The rail carriage jolted, spoons jumped, ringing the empty tea-glasses; the wild sheep standing in the passageway raised his head and pawed the floor. His tail flicked as if to chase away flies, his moist eyes fixed attentively on each sleeping passenger in turn. To stay unnoticed he huffed and snorted only in unison with the clatter of the wheels. Cautiously he peered under the lower berths, sniffed at the duffel bags stowed beneath them, then poked his head under the table. His horns scraped against the underside, rattling the glasses in their holders and knocking over a bottle of mineral water. It rolled and fell; the crash of it hitting the floor woke Nick with a shudder.
Nick heard his neighbor turn and murmur in his sleep on the lower berth. Jagged spots of moonlight raced each other across the table. The bottle of mineral water leaned against the window as if nothing had happened. Nick wagged his finger at it and looked down, searching for the intruder. Naturally, the sheep was nowhere to be seen; evaporated, as usual. On the floor there was only a book.
He pulled off his sheet, climbed down cautiously, taking care to avoid stepping on his neighbors who slept below, then threw the book up to his berth and climbed back up. Then, finally back in his berth, he tried his best to catch shards of moonlight to browse the book’s fragile pages. Nearly all of them were shredded, as if someone had gnawed at the book methodically, leaving no page unscathed, or chopped it with a weapon of sorts, that left the edges of the cuts fringed and blackened and curled into tiny tubules. He had to smooth each sheet and run his finger over each splice until it healed. This took longer than it should have, longer than yesterday or the day before, and to compare with last year, painfully slow.
The sky beyond the window glowed steel-gray in the predawn twilight, and early bird travelers (looking in fact more like the undead than like any member of the feathered family) queued up in the corridor before Nick passed his hand over the last page of the book and closed it. He yawned with abandon and spent several seconds staring at the blank cover, then stuck his healed treasure under the pillow and in an instant fell into heavy morning sleep.
By close to midday, when the conductress shook him awake, the book had melted away like an evil premonition.
#
He had felt the urge to go on the road several weeks earlier. Before that his city supplied more than enough random occurrences to keep him busy. Paint peeled off old fences, baring letters and symbols carved into the splintery wood long ago. Cars speeding on collision courses passed a hair’s breadth apart. Murders of crows lost their way and dashed madly among sunset clouds that glowed just above the western horizon. And, falling asleep on a bus, one could see animals who searched for lost items, seedling trees that crawled to fountains to drink, and twilight caught between night and day.
From early childhood Nick could see rips in the fabric of which the Universe was knit, so early that he forgot what life was like in the days before he felt the cold breath of the other side. At ten years of age he came to understand that adults who recounted fairy tales did so in the firm disbelief of their reality, while he observed, at first hand, orderly queues of house spirits goose-stepping to the bathroom to wash their shaggy socks, and in his grandmother’s village encountered a fox who, hiding in the brambles, crooned invitations to geese to come for a plate of porridge.

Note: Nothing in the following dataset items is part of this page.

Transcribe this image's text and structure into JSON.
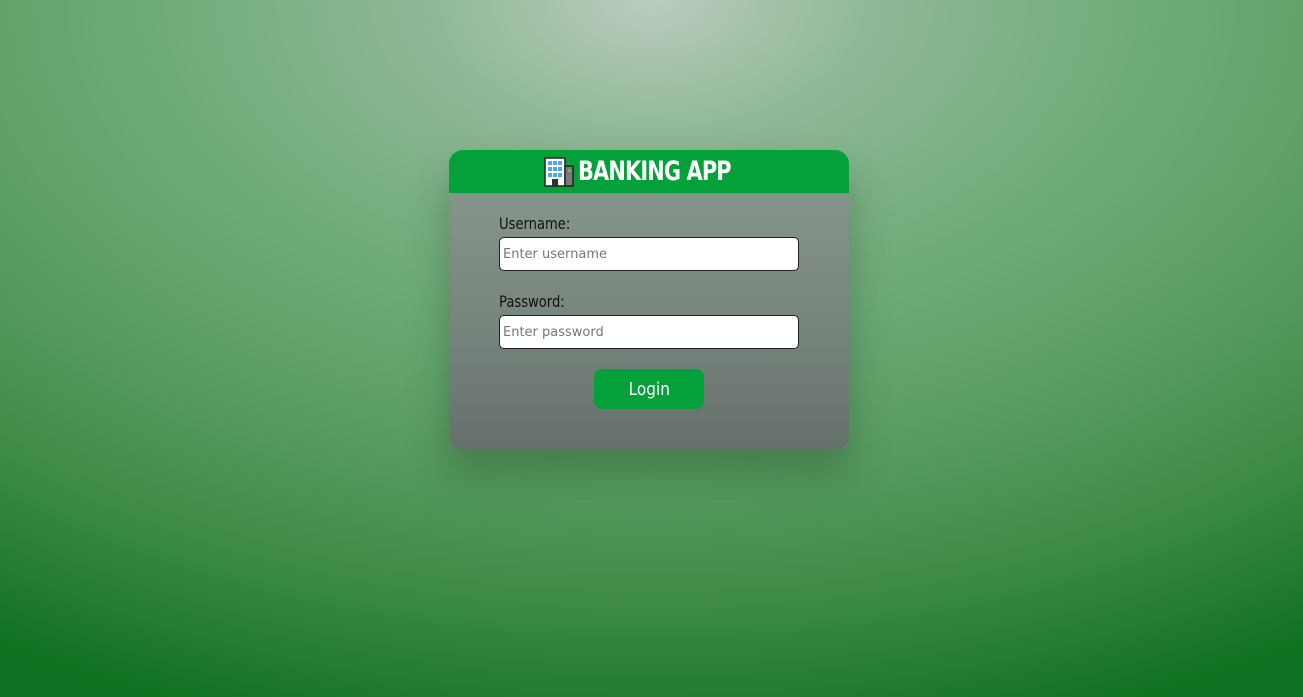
{
  "header": {
    "icon": "bank-building-icon",
    "title": "BANKING APP"
  },
  "form": {
    "username": {
      "label": "Username:",
      "value": "",
      "placeholder": "Enter username"
    },
    "password": {
      "label": "Password:",
      "value": "",
      "placeholder": "Enter password"
    },
    "submit_label": "Login"
  },
  "colors": {
    "accent": "#04a03a",
    "header_text": "#ffffff",
    "card_background": "#7f8e85"
  }
}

A short time later Nick learned that he could influence events. He trailed the house spirits in silence and taught them to use his family’s washing machine, shushed the fox to silence, erased strange inscriptions from fences. In general, he assisted reality in its peaceful coexistence with faerie and helped people hold on to their misperceptions.
At seventeen he learned to see the fabric of the Universe itself. He even noticed the barely audible twang before it tore to birth yet another paradox. His mission changed from finding the strange and hiding it from the eyes of others to healing wounds on the surface of reality. He brought together the ghostly edges of dehiscences, breathed on them, and watched the Universe return to its appointed rounds. Flowers gave way to berries, curious green noses poked out from seeds of trees, and souls at liberty queued up at the windows of labor and delivery wards to await their turns at reincarnation.

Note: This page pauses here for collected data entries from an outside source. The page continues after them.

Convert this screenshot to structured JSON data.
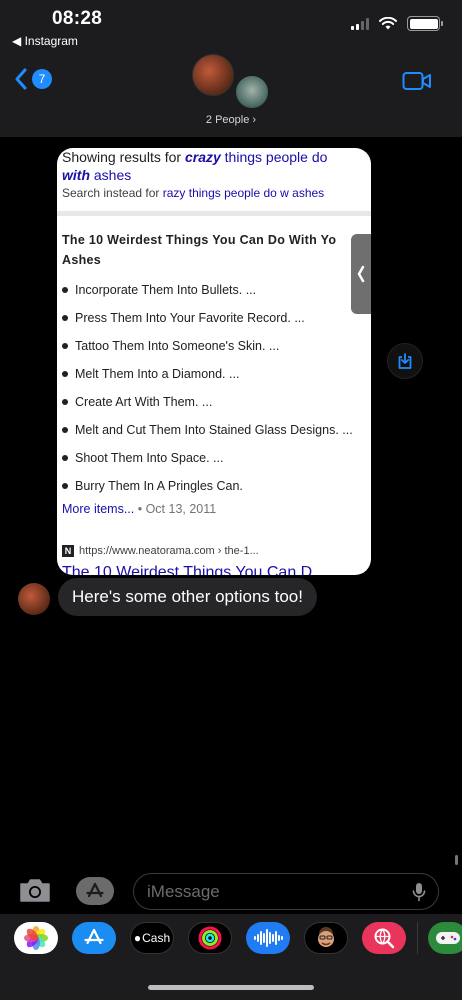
{
  "status_bar": {
    "time": "08:28",
    "back_app": "◀ Instagram"
  },
  "header": {
    "back_badge_count": "7",
    "people_label": "2 People ›"
  },
  "card": {
    "spell_prefix": "Showing results for ",
    "spell_bold": "crazy",
    "spell_mid": " things people do ",
    "spell_bold2": "with",
    "spell_end": " ashes",
    "instead_prefix": "Search instead for ",
    "instead_link": "razy things people do w ashes",
    "snippet_title": "The 10 Weirdest Things You Can Do With Yo Ashes",
    "items": [
      "Incorporate Them Into Bullets. ...",
      "Press Them Into Your Favorite Record. ...",
      "Tattoo Them Into Someone's Skin. ...",
      "Melt Them Into a Diamond. ...",
      "Create Art With Them. ...",
      "Melt and Cut Them Into Stained Glass Designs. ...",
      "Shoot Them Into Space. ...",
      "Burry Them In A Pringles Can."
    ],
    "more_link": "More items...",
    "date": " • Oct 13, 2011",
    "source_logo": "N",
    "source_url": "https://www.neatorama.com › the-1...",
    "cut_title": "The 10 Weirdest Things You Can D"
  },
  "message": {
    "text": "Here's some other options  too!"
  },
  "composer": {
    "placeholder": "iMessage"
  },
  "tray": {
    "cash_label": "Cash"
  },
  "colors": {
    "accent": "#1f8cff",
    "link": "#1a0dab"
  }
}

“Assistant, a suture!” he once murmured merrily under his breath, pacing a huge fissure in the asphalt on his way home from work. It shrank behind his back, eventually to disappear, as if it had never existed.
Then disaster struck.
Random occurrences grew less and less frequent. At first Nick did not notice this, the difference being small between an avalanche of strange events one minute and avalanche-less-one the next; but when the figure grew to ten fewer, then rarer still, he began to worry.